The leadership transition reflects this continuity. Roy March, who has served as Eastdil’s CEO since the 1990s and is one of the most recognized figures in real estate investment banking, will transition to the role of Executive Chairman. Michael Van Konynenburg, the firm’s longtime president, will be elevated to CEO. James McCaffrey will serve as President and will be based in London. Both Van Konynenburg and McCaffrey will join the Savills Group Executive Board.
The deal also marks a highly profitable exit for Eastdil’s current owners. Guggenheim Investments and Singaporean sovereign wealth fund Temasek Holdings took Eastdil private in 2019 in a management-led recapitalization valued at approximately $400 million, after Wells Fargo decided to divest its majority stake. Wells Fargo retained a minority interest at the time. According to Commercial Observer, Savills will acquire 100 percent of the equity in Eastdil, buying out the interests of Guggenheim, Temasek, and Wells Fargo’s remaining minority position. The transaction represents a return of nearly three times the 2019 investment in roughly seven years.
Eastdil’s corporate lineage stretches back to 1967, when Benjamin V. Lambert founded the firm as Eastdil Realty with a vision of bringing an institutional investment banking approach to real estate. The firm gained prominence brokering landmark transactions, including the financing of the Embarcadero Center in the 1970s and the sale of the Helmsley portfolio in the 1990s, according to Eastdil’s corporate history. In 2006, Wells Fargo merged Eastdil with Secured Capital Corp. to form the modern entity.

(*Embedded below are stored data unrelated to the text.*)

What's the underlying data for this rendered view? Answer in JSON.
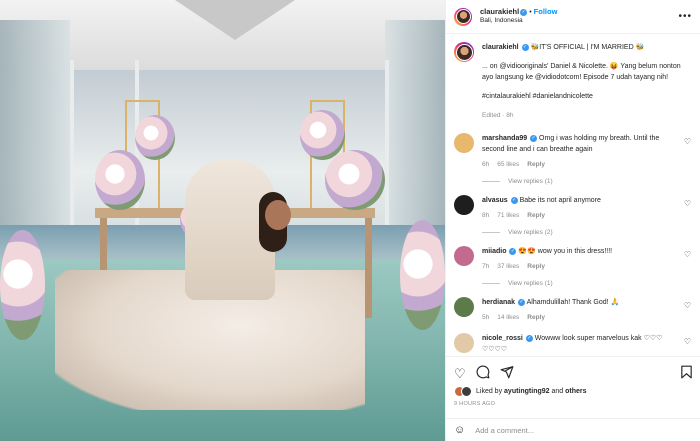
{
  "colors": {
    "accent": "#0095f6",
    "verified": "#3897f0",
    "muted": "#8e8e8e",
    "link": "#00376b"
  },
  "header": {
    "username": "claurakiehl",
    "dot": "•",
    "follow_label": "Follow",
    "location": "Bali, Indonesia",
    "more": "•••"
  },
  "caption": {
    "username": "claurakiehl",
    "headline": "🐝IT'S OFFICIAL | I'M MARRIED 🐝",
    "body": "... on @vidiooriginals' Daniel & Nicolette. 😝 Yang belum nonton ayo langsung ke @vidiodotcom! Episode 7 udah tayang nih!",
    "hashtags": "#cintalaurakiehl #danielandnicolette",
    "edited": "Edited · 8h"
  },
  "comments": [
    {
      "username": "marshanda99",
      "text": "Omg i was holding my breath. Until the second line and i can breathe again",
      "time": "6h",
      "likes": "65 likes",
      "reply": "Reply",
      "view_replies": "View replies (1)",
      "avatar_color": "#e8b86d"
    },
    {
      "username": "alvasus",
      "text": "Babe its not april anymore",
      "time": "8h",
      "likes": "71 likes",
      "reply": "Reply",
      "view_replies": "View replies (2)",
      "avatar_color": "#1e1e1e"
    },
    {
      "username": "miiadio",
      "text": "😍😍 wow you in this dress!!!!",
      "time": "7h",
      "likes": "37 likes",
      "reply": "Reply",
      "view_replies": "View replies (1)",
      "avatar_color": "#c36b8f"
    },
    {
      "username": "herdianak",
      "text": "Alhamdulillah! Thank God! 🙏",
      "time": "5h",
      "likes": "14 likes",
      "reply": "Reply",
      "view_replies": "",
      "avatar_color": "#5d7a4a"
    },
    {
      "username": "nicole_rossi",
      "text": "Wowww look super marvelous kak ♡♡♡ ♡♡♡♡",
      "time": "",
      "likes": "",
      "reply": "",
      "view_replies": "",
      "avatar_color": "#e2c9a8"
    }
  ],
  "heart_glyph": "♡",
  "actions": {
    "like_icon": "heart-icon",
    "comment_icon": "comment-icon",
    "share_icon": "share-icon",
    "save_icon": "bookmark-icon"
  },
  "likes": {
    "prefix": "Liked by",
    "user": "ayutingting92",
    "and": "and",
    "others": "others"
  },
  "time_ago": "9 HOURS AGO",
  "add_comment": {
    "placeholder": "Add a comment..."
  }
}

The transaction arrives at an inflected moment for global real estate capital markets. Savills reported an 11 percent increase in pre-tax profit to £145.3 million for 2025 and a 6 percent rise in group revenue year-over-year, according to the earnings announcement. Shaw noted that Savills’ transactional business delivered its strongest fourth quarter since 2019, and that the firm anticipates progressive growth in investment activity across its key markets in 2026.
With approximately 76 percent of Eastdil’s business centered on North American markets, the combined firm will also absorb high-performing teams in key markets such as New York. Eastdil could further expand its service lines into Asia-Pacific markets. Savills currently manages 2.67 billion square feet of property globally and operates across more than 70 countries.
The deal is expected to close following regulatory review and is anticipated to deliver low-to-mid teens accretion in underlying earnings per share by 2027, before synergies.